Place the steel insert in the Instant Pot and press the Saute function. Press the Adjust button to move the selection to “Normal” and wait till the display reads “Hot.” Add butter and let it melt. As the butter melts, it will start getting frothy.
Give it a quick stir and continue to cook. The froth will start to disappear slowly and will look the image below.
The milk solids will start moving towards the bottom. Click cancel once the melted butter becomes transparent and you can see the milk solids below. This is clarified butter and if that's what you want to make, remove the steel insert carefully from the Instant Pot to stop the cooking process. To make ghee, unplug the Instant Pot but leave the pot in and proceed to the next step.

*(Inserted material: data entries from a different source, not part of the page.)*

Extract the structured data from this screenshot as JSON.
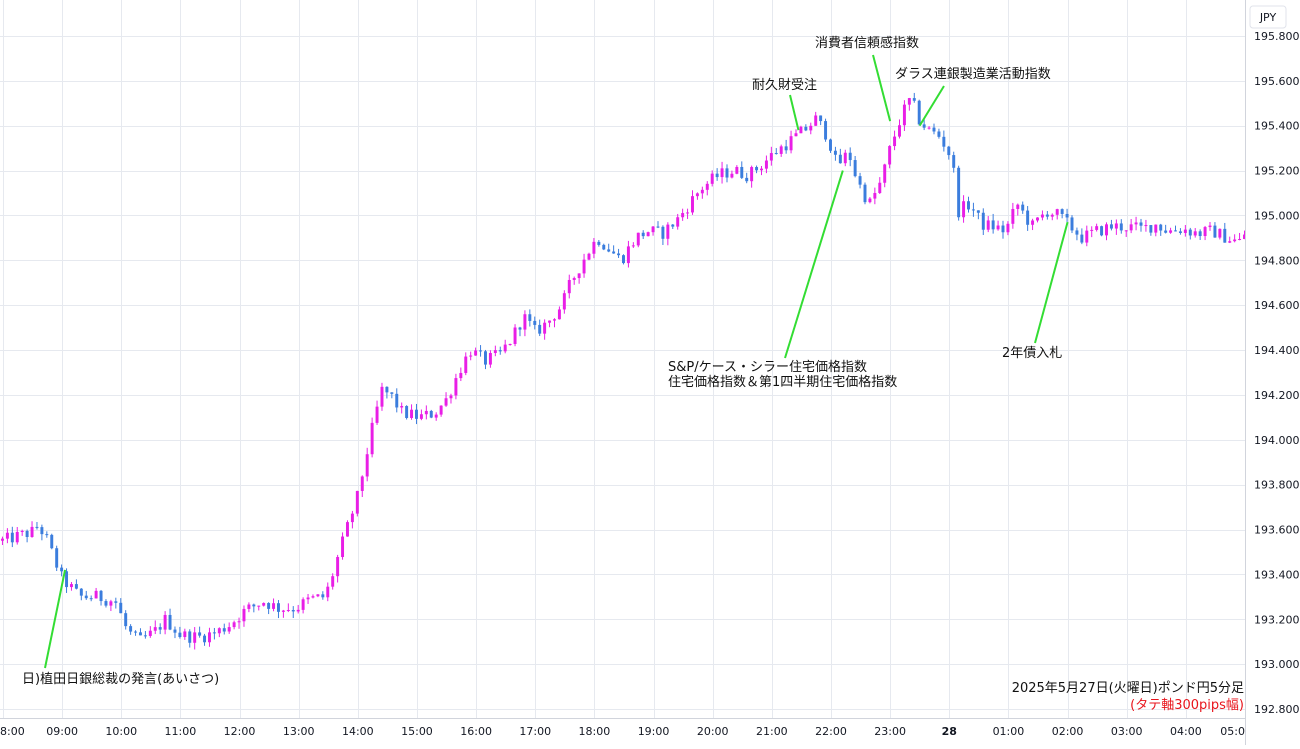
{
  "chart_data": {
    "type": "candlestick",
    "currency_label": "JPY",
    "y_ticks": [
      195.8,
      195.6,
      195.4,
      195.2,
      195.0,
      194.8,
      194.6,
      194.4,
      194.2,
      194.0,
      193.8,
      193.6,
      193.4,
      193.2,
      193.0,
      192.8
    ],
    "y_tick_labels": [
      "195.800",
      "195.600",
      "195.400",
      "195.200",
      "195.000",
      "194.800",
      "194.600",
      "194.400",
      "194.200",
      "194.000",
      "193.800",
      "193.600",
      "193.400",
      "193.200",
      "193.000",
      "192.800"
    ],
    "ylim": [
      192.76,
      195.96
    ],
    "x_ticks": [
      "8:00",
      "09:00",
      "10:00",
      "11:00",
      "12:00",
      "13:00",
      "14:00",
      "15:00",
      "16:00",
      "17:00",
      "18:00",
      "19:00",
      "20:00",
      "21:00",
      "22:00",
      "23:00",
      "28",
      "01:00",
      "02:00",
      "03:00",
      "04:00",
      "05:0"
    ],
    "x_tick_hours": [
      8,
      9,
      10,
      11,
      12,
      13,
      14,
      15,
      16,
      17,
      18,
      19,
      20,
      21,
      22,
      23,
      24,
      25,
      26,
      27,
      28,
      29
    ],
    "bold_tick": "28",
    "x_range_hours": [
      7.95,
      29.0
    ],
    "colors": {
      "up": "#e91ee6",
      "down": "#3b7ddd",
      "annotation_line": "#33dd33",
      "grid": "#e6e9ef"
    },
    "close_path": [
      [
        8.0,
        193.55
      ],
      [
        8.5,
        193.59
      ],
      [
        8.6,
        193.62
      ],
      [
        8.75,
        193.55
      ],
      [
        8.85,
        193.48
      ],
      [
        9.0,
        193.38
      ],
      [
        9.3,
        193.3
      ],
      [
        9.6,
        193.3
      ],
      [
        9.9,
        193.28
      ],
      [
        10.1,
        193.15
      ],
      [
        10.3,
        193.1
      ],
      [
        10.55,
        193.14
      ],
      [
        10.75,
        193.2
      ],
      [
        11.0,
        193.13
      ],
      [
        11.3,
        193.12
      ],
      [
        11.6,
        193.14
      ],
      [
        11.85,
        193.18
      ],
      [
        12.1,
        193.24
      ],
      [
        12.4,
        193.28
      ],
      [
        12.65,
        193.25
      ],
      [
        12.95,
        193.25
      ],
      [
        13.2,
        193.29
      ],
      [
        13.45,
        193.3
      ],
      [
        13.55,
        193.38
      ],
      [
        13.75,
        193.55
      ],
      [
        14.0,
        193.75
      ],
      [
        14.2,
        194.0
      ],
      [
        14.4,
        194.22
      ],
      [
        14.55,
        194.2
      ],
      [
        14.75,
        194.12
      ],
      [
        15.05,
        194.1
      ],
      [
        15.3,
        194.12
      ],
      [
        15.5,
        194.18
      ],
      [
        15.7,
        194.3
      ],
      [
        15.9,
        194.4
      ],
      [
        16.15,
        194.35
      ],
      [
        16.4,
        194.38
      ],
      [
        16.6,
        194.45
      ],
      [
        16.8,
        194.55
      ],
      [
        17.0,
        194.48
      ],
      [
        17.2,
        194.52
      ],
      [
        17.45,
        194.6
      ],
      [
        17.6,
        194.7
      ],
      [
        17.85,
        194.82
      ],
      [
        18.05,
        194.9
      ],
      [
        18.25,
        194.85
      ],
      [
        18.45,
        194.8
      ],
      [
        18.7,
        194.9
      ],
      [
        18.9,
        194.93
      ],
      [
        19.15,
        194.92
      ],
      [
        19.4,
        194.98
      ],
      [
        19.6,
        195.05
      ],
      [
        19.8,
        195.12
      ],
      [
        20.1,
        195.18
      ],
      [
        20.35,
        195.2
      ],
      [
        20.6,
        195.18
      ],
      [
        20.8,
        195.22
      ],
      [
        21.05,
        195.28
      ],
      [
        21.3,
        195.33
      ],
      [
        21.55,
        195.38
      ],
      [
        21.75,
        195.43
      ],
      [
        21.95,
        195.35
      ],
      [
        22.1,
        195.22
      ],
      [
        22.3,
        195.28
      ],
      [
        22.45,
        195.15
      ],
      [
        22.65,
        195.05
      ],
      [
        22.85,
        195.15
      ],
      [
        23.0,
        195.3
      ],
      [
        23.2,
        195.45
      ],
      [
        23.35,
        195.52
      ],
      [
        23.5,
        195.42
      ],
      [
        23.65,
        195.38
      ],
      [
        23.85,
        195.35
      ],
      [
        24.05,
        195.25
      ],
      [
        24.15,
        195.02
      ],
      [
        24.35,
        195.05
      ],
      [
        24.55,
        194.96
      ],
      [
        24.75,
        194.95
      ],
      [
        24.95,
        194.93
      ],
      [
        25.15,
        195.05
      ],
      [
        25.4,
        194.95
      ],
      [
        25.65,
        195.02
      ],
      [
        25.85,
        195.0
      ],
      [
        26.05,
        194.95
      ],
      [
        26.25,
        194.9
      ],
      [
        26.5,
        194.93
      ],
      [
        26.75,
        194.95
      ],
      [
        27.0,
        194.95
      ],
      [
        27.25,
        194.94
      ],
      [
        27.5,
        194.96
      ],
      [
        27.7,
        194.93
      ],
      [
        27.95,
        194.94
      ],
      [
        28.2,
        194.92
      ],
      [
        28.45,
        194.93
      ],
      [
        28.7,
        194.9
      ],
      [
        28.9,
        194.88
      ],
      [
        29.0,
        194.92
      ]
    ],
    "annotations": [
      {
        "label": "日)植田日銀総裁の発言(あいさつ)",
        "at_hour": 9.05,
        "price": 193.42
      },
      {
        "label": "耐久財受注",
        "at_hour": 21.45,
        "price": 195.38
      },
      {
        "label": "消費者信頼感指数",
        "at_hour": 23.0,
        "price": 195.42
      },
      {
        "label": "ダラス連銀製造業活動指数",
        "at_hour": 23.5,
        "price": 195.4
      },
      {
        "label": "S&P/ケース・シラー住宅価格指数",
        "at_hour": 22.2,
        "price": 195.2
      },
      {
        "label": "住宅価格指数＆第1四半期住宅価格指数",
        "at_hour": 22.2,
        "price": 195.2
      },
      {
        "label": "2年債入札",
        "at_hour": 26.0,
        "price": 194.97
      }
    ]
  },
  "footer": {
    "title": "2025年5月27日(火曜日)ポンド円5分足",
    "note": "(タテ軸300pips幅)"
  }
}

The ghee will continue to cook and you will see the milk solids turn brown and you will be left behind with a clear liquid.
Let it cool for 5-10 minutes before straining into a glass jar. Apply the lid only after the ghee has completely cooled down.
Store it at room temperature for a month or refrigerate it for it to last longer.
It took me approximately 20 minutes to make ghee from 2 lbs of butter. Making 1lb of butter takes about 9-10 minutes. Though the times are provided, I would strongly recommend that you focus more on the visual cues rather than the clock because depending on the quality and temperature of the butter, cooking times may vary.